Starting from now, will implement saliency map based on trained model from above. 

General idea is: extract the gradient of input from backward pass of evaluating an image(which requires forward pass). 

In [None]:
model.eval()


img_transform = transforms.Compose([
    transforms.Resize((224, 224)),
    transforms.ToTensor(),
])

# load single image
sample_building = "../input/intel-image-classification/seg_test/seg_test/buildings/20064.jpg"
sample_forest = "../input/intel-image-classification/seg_test/seg_test/forest/20062.jpg"
sample_glacier = "../input/intel-image-classification/seg_test/seg_test/glacier/20111.jpg"
sample_mountain = "../input/intel-image-classification/seg_test/seg_test/mountain/20120.jpg"
sample_sea = "../input/intel-image-classification/seg_test/seg_test/sea/20106.jpg"
sample_street = "../input/intel-image-classification/seg_test/seg_test/street/20070.jpg"

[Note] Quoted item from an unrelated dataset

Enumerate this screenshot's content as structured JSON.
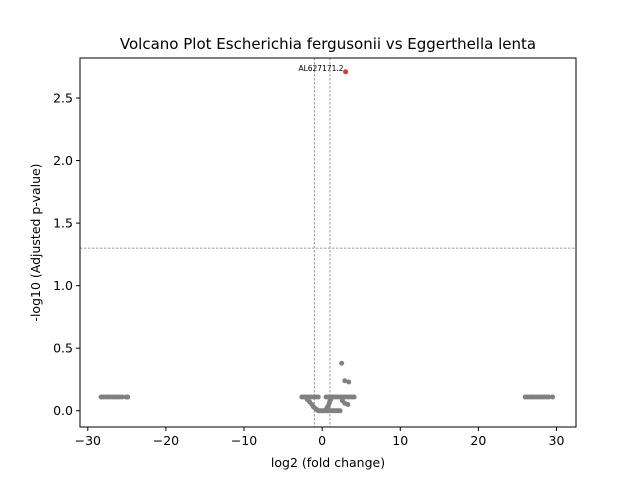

samples = [sample_building, sample_forest, sample_glacier, sample_mountain, sample_sea, sample_street]
target_sample = [0, 1, 2, 3, 4, 5]
from torchvision.io import read_image
for i in range(len(samples)):
    target_cpu = torch.Tensor([target_sample[i]]).type(torch.LongTensor)
    target = target_cpu.to(device_use)
    sample = samples[i]
    img = Image.open(sample).convert("RGB")

    img_show = img_transform(img)
    
    img_t = attention_transform(img)
    img_input_cpu = Variable(img_t, requires_grad=True).unsqueeze(dim=0)
    img_input = img_input_cpu.to(device_use)
    model_out = model(img_input)
    img_input.retain_grad()
    print(model_out)
    loss = model_out[0][i]
    loss.backward()
    images_grads = img_input.grad.data
    abs_images_grads = images_grads.abs()
    saliency, _ = abs_images_grads.max(dim=1)
    
    saliency = saliency.cpu().numpy()
    N = img_input.shape[0]
    for i in range(N):
        plt.subplot(2, N, i + 1)
        plt.imshow(img_show[i])
        plt.axis('off')
        plt.subplot(2, N, N + i + 1)
        plt.imshow(saliency[i], cmap=plt.cm.hot)
        plt.axis('off')
        plt.gcf().set_size_inches(12, 5)
    plt.show()